Fay, a person of relentless drive, used British Labour Party and trade union contacts to follow him across U-boat infested waters. She finally had him freed for war work in April 1942, almost two years after his internment, and they married in Melbourne, having two sons and returning to England after the war.

One of the elements of their story that has always intrigued me is that Heinz left behind a son in Germany, whom he never mentioned to his Australian boys. They learned of him only when Heinz died. This boy, they discovered, fought for the Hitler Youth Army in the last months of the war. My grandmother Fay was Jewish, a fact also revealed only after Heinz’s death, and these family secrets have always seemed somehow twin poles of the family’s experience of that war.

I came across this photograph while researching the book.

Here is the German son, sitting on his father’s shoulders, a haunting kind of evidence of a boy that became a secret. I wondered what awful gap he had left in my grandfather’s life amid the continual loss and exile. And here is another photograph from the same sequence, which I believe was taken near Winchester, where my grandparents ran their hostel in the 1930s.

This one, remarkably, shows the boy with his mother between my grandparents. So here is Heinz, his ex-wife, their son and his English lover Fay. They all are together, somehow, before history rolled relentlessly on, right over the top of them.

Fiction gave me the possibility of imagining what brought them all together, and what might have driven them apart again. For me, the boy, in our family but missing from it, was the secret that kept me writing, that made me want to know, in the strange way that stories allow us to, what it was like for the people who belong to us, but who lived lives so far removed from our own.

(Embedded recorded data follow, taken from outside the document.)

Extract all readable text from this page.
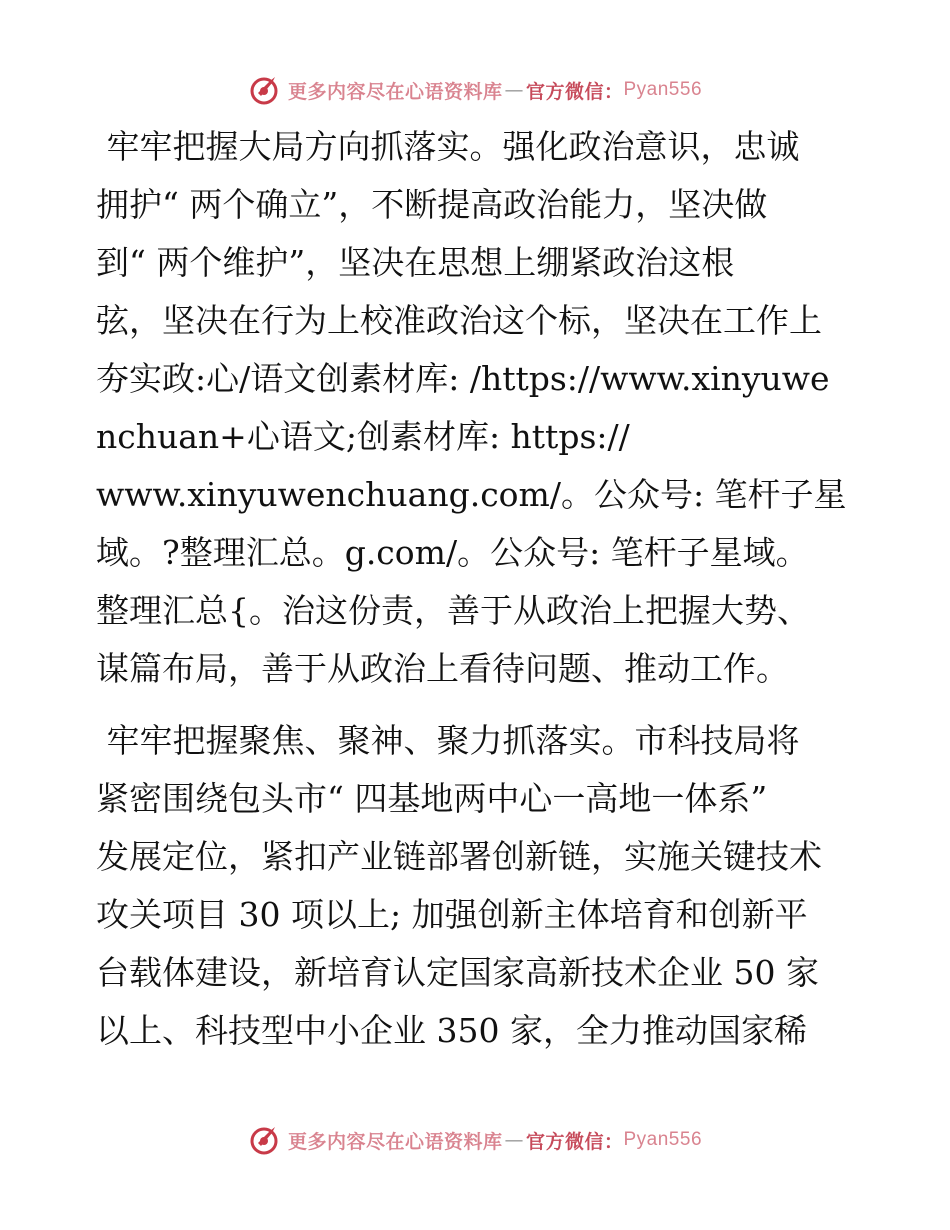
更多内容尽在心语资料库 — 官方微信： Pyan556
牢牢把握大局方向抓落实。强化政治意识，忠诚
拥护“ 两个确立”，不断提高政治能力，坚决做
到“ 两个维护”，坚决在思想上绷紧政治这根
弦，坚决在行为上校准政治这个标，坚决在工作上
夯实政:心/语文创素材库: /https://www.xinyuwe
nchuan+心语文;创素材库: https://
www.xinyuwenchuang.com/。公众号: 笔杆子星
域。?整理汇总。g.com/。公众号: 笔杆子星域。
整理汇总{。治这份责，善于从政治上把握大势、
谋篇布局，善于从政治上看待问题、推动工作。
牢牢把握聚焦、聚神、聚力抓落实。市科技局将
紧密围绕包头市“ 四基地两中心一高地一体系”
发展定位，紧扣产业链部署创新链，实施关键技术
攻关项目 30 项以上; 加强创新主体培育和创新平
台载体建设，新培育认定国家高新技术企业 50 家
以上、科技型中小企业 350 家，全力推动国家稀
更多内容尽在心语资料库 — 官方微信： Pyan556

Novelist Belinda Castles won the Vogel Award for her first book, The River Baptists, and has a Doctorate in Creative Arts from the University of Western Sydney's prestigious Writing & Society Research GroupHannh & Emil was released in August 2012 and is published by Allen & Unwin.

1 comment:

  1. Thank you Belinda for this exceptional background story, and sharing those precious photos. This is exactly the kind of treat we hoped to bring to visitors to the Book have been so generous. I hope your book does wonderfully well! Walter loves it and I will read during the holidays.